Quantz composed about 300 flute concertos, more than 40 trio sonatas, nearly 200 solo sonatas, flute solos, duets and trios as well as some vocal music. His work mirrors the transition from late Baroque to early Classicism. Most of his trio sonatas and the early solo sonatas have four movements, following in their slow-fast-slow-fast order the Sonata da chiesa. Quantz’s preference for the mixed style manifests itself in the use of French elements such as French dances besides the Italian elements. In most of his solo sonatas the movements are in slow-fast-fast sequence, and the bigger part of his concertos has three movements with fast-slow-fast order modeled on Vivaldi’s music. Whereas Quantz still set up the formal order of his early concertos quite exactly to those of Vivaldi, he expanded the form of this in his later concertos. In the first movement he favored a five-ritornello, four-solo format.

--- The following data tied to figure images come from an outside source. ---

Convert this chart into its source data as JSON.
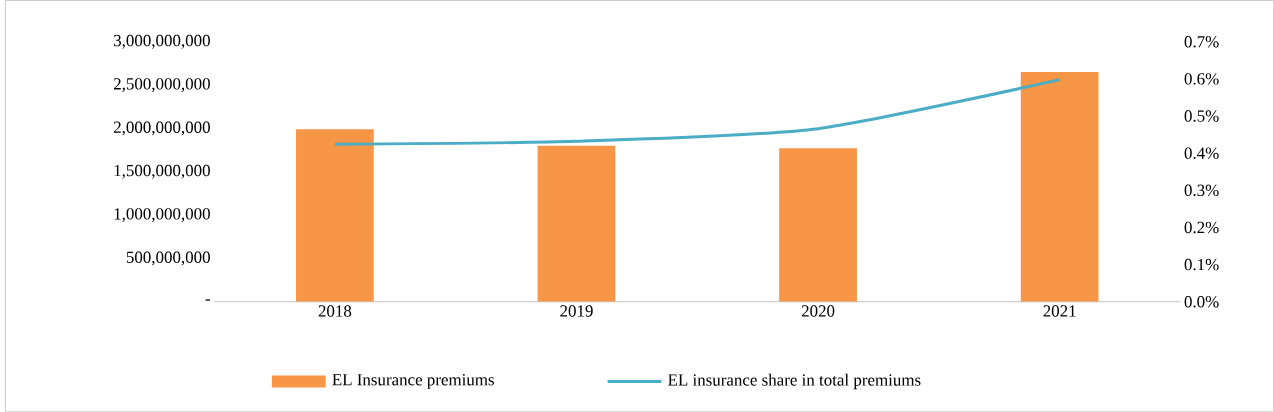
{
  "chart_data": {
    "type": "bar",
    "categories": [
      "2018",
      "2019",
      "2020",
      "2021"
    ],
    "series": [
      {
        "name": "EL Insurance premiums",
        "color": "#f79646",
        "values": [
          1990000000,
          1800000000,
          1770000000,
          2650000000
        ]
      },
      {
        "name": "EL insurance share in total premiums",
        "type": "line",
        "axis": "y2",
        "color": "#4bacc6",
        "values": [
          0.424,
          0.432,
          0.466,
          0.598
        ]
      }
    ],
    "ylim": [
      0,
      3000000000
    ],
    "yticks": [
      {
        "value": 0,
        "label": "-"
      },
      {
        "value": 500000000,
        "label": "500,000,000"
      },
      {
        "value": 1000000000,
        "label": "1,000,000,000"
      },
      {
        "value": 1500000000,
        "label": "1,500,000,000"
      },
      {
        "value": 2000000000,
        "label": "2,000,000,000"
      },
      {
        "value": 2500000000,
        "label": "2,500,000,000"
      },
      {
        "value": 3000000000,
        "label": "3,000,000,000"
      }
    ],
    "y2lim": [
      0,
      0.7
    ],
    "y2ticks": [
      {
        "value": 0,
        "label": "0.0%"
      },
      {
        "value": 0.1,
        "label": "0.1%"
      },
      {
        "value": 0.2,
        "label": "0.2%"
      },
      {
        "value": 0.3,
        "label": "0.3%"
      },
      {
        "value": 0.4,
        "label": "0.4%"
      },
      {
        "value": 0.5,
        "label": "0.5%"
      },
      {
        "value": 0.6,
        "label": "0.6%"
      },
      {
        "value": 0.7,
        "label": "0.7%"
      }
    ],
    "legend": "bottom",
    "grid": false
  }
}
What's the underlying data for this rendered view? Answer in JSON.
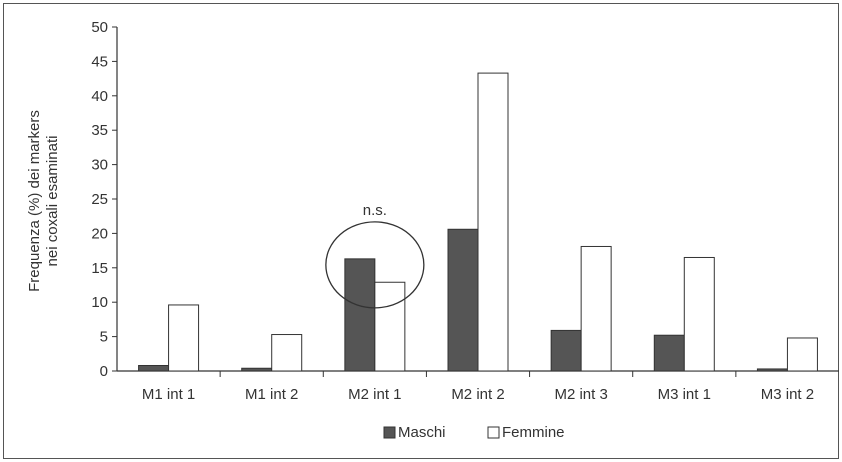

He preferred common time for the opening movement, but a lighter meter for the closing one. His slow movements usually provided either modal or tonal contrast. Concertos in the major mode most commenly resorted to the subdominant for the middle movement, or to the tonic minor.
See: Meike ten Brink: Die Flötenkonzerte von Johann Joachim Quantz. Untersuchungen zu ihrer Überlieferung und Form.